Delays by the Environment Agency (EA) in issuing permits threaten a shortage of waste wood next winter, the Wood Recyclers Association (WRA) has warned.
Its chair Andy Hill said that last winter had seen the first real scarcity of waste wood, caused by higher demand and an unusually long and cold winter.
Next winter could prove worse if operators continued to face delays in receiving fire prevention plans (FPPs) and environmental permits from the EA, he said.
Hill said this would be exacerbated by new biomass plants expected to increase demand for waste wood by one million tonnes.

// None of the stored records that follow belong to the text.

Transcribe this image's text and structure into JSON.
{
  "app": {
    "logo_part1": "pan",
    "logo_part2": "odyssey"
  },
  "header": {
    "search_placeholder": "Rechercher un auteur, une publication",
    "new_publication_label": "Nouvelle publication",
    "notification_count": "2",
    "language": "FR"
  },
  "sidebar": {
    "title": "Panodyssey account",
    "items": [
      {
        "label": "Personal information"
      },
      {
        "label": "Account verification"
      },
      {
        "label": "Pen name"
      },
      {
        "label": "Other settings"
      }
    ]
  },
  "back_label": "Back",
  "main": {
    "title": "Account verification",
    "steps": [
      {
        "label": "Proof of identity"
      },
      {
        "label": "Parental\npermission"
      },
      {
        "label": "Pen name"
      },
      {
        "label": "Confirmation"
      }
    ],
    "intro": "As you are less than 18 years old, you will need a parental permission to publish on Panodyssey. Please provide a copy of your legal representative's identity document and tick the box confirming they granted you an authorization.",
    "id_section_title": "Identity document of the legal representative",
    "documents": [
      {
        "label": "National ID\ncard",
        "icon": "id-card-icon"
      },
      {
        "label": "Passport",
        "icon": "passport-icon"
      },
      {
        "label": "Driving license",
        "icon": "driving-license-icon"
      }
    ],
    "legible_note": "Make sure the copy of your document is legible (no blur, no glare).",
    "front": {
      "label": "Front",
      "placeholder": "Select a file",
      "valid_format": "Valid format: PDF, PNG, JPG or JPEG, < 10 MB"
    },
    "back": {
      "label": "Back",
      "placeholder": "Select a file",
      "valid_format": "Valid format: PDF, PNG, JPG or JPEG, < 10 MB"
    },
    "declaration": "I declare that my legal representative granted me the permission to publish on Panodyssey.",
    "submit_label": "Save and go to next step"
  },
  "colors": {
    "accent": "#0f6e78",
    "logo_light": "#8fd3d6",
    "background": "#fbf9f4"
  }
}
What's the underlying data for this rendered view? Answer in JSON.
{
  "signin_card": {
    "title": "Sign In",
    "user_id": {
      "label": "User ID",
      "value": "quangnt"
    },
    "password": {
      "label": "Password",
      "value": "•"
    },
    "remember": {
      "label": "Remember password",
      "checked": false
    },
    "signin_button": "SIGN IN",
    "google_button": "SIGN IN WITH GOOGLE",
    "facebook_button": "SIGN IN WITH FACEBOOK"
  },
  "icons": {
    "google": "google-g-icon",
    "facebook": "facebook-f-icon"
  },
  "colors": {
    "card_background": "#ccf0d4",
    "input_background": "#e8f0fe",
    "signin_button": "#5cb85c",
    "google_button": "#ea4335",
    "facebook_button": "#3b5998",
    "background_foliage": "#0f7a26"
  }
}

“If the EA does not get to the point where it can grant FPPs and permits to waste wood operators, there is a real danger there will be a shortage of material both for the biomass plants and existing markets including panelboard,” he said.
“It is now critical that the EA appreciates how the market has developed. Regulation needs to evolve and be fit for purpose to ensure its needs can be met.”
He said it would be “appalling” if waste wood went to landfill because of “a continual stalling in the granting of permits”.
An EA spokesperson said: “FPPs were introduced as a mechanism to ensure operators of waste sites minimise the risk of fires and reduce the impact if sites do catch fire.
“We are working closely with the WRA and its members to ensure FPPs are in place to enable businesses to operate in a way that is safe.
“We have recruited a new fire protection expert to give technical support on FPPs and environmental permits.”